Он безостановочно ходил по проходу между нарами и произносил страстные, темпераментные монологи, в которых гневно обличал всех трусов, подлецов и предателей, которые оклеветали заслуженного человека и обманом запихнули его в тюрьму!.. И что в результате? Молодая Советская республика лишилась бесценного работника, преданного делу революции пламенного борца за народное счастье, что, безусловно, нанесло Советскому Союзу непоправимый ущерб. Каждый свой монолог он начинал со слов: «Дорогой Иосиф Виссарионович!..» Это имя пламенный борец произносил тихо, с такой проникновенной, с такой пронзительной интонацией, что можно было подумать, обращается он к верному другу своего далекого детства. Но постепенно голос его креп, звучал все громче и наконец переходил на крик. Функционер начинал размахивать руками, брюки, лишенные поддержки, падали на пол, что приводило оратора в совершенное неистовство. В такие мгновения остановить его мог только надзиратель, который заходил в камеру и мощным хуком снизу посылал борца с врагами революции на пол. После чего трое его сокамерников укладывали «нокаутированного» на койку и могли хоть ненадолго перевести дух. Но стоило «верному другу вождя» прийти в себя, как все повторялось сначала. На удачу его сокамерников, через три или четыре дня его вызвали на допрос, и больше он в свою Бутырскую обитель не вернулся. На его место поместили молодого человека, совсем еще мальчика, который почти безостановочно плакал, все повторял, что он ничего не знает, и звал маму.

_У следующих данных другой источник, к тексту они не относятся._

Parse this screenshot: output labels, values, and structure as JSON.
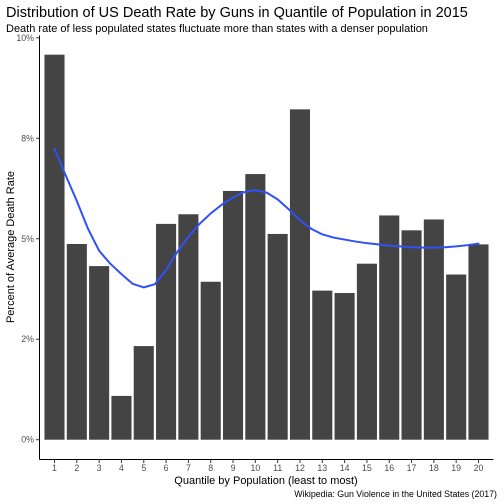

Поэт-песенник производил тоже довольно странное впечатление. Был молчалив, сдержан, в разговоры с соседями старался не вступать. Но как только в камере появлялось какое-либо постороннее лицо, как то: надзиратель, уборщик, следователь или кто-то еще рангом повыше, – поэт преображался. Звенящим от восторга голосом он начинал читать стихи собственного сочинения, в которых прославлялся вождь всех времен и народов. А когда его уводили на допрос, еще долго можно было слышать его удаляющийся по коридору голос, выплевывающий под мрачные своды Бутырки здравицы в честь великого Сталина. Кончил поэт тем, что был отправлен в тюремную психушку. Что с ним стало потом, история умалчивает.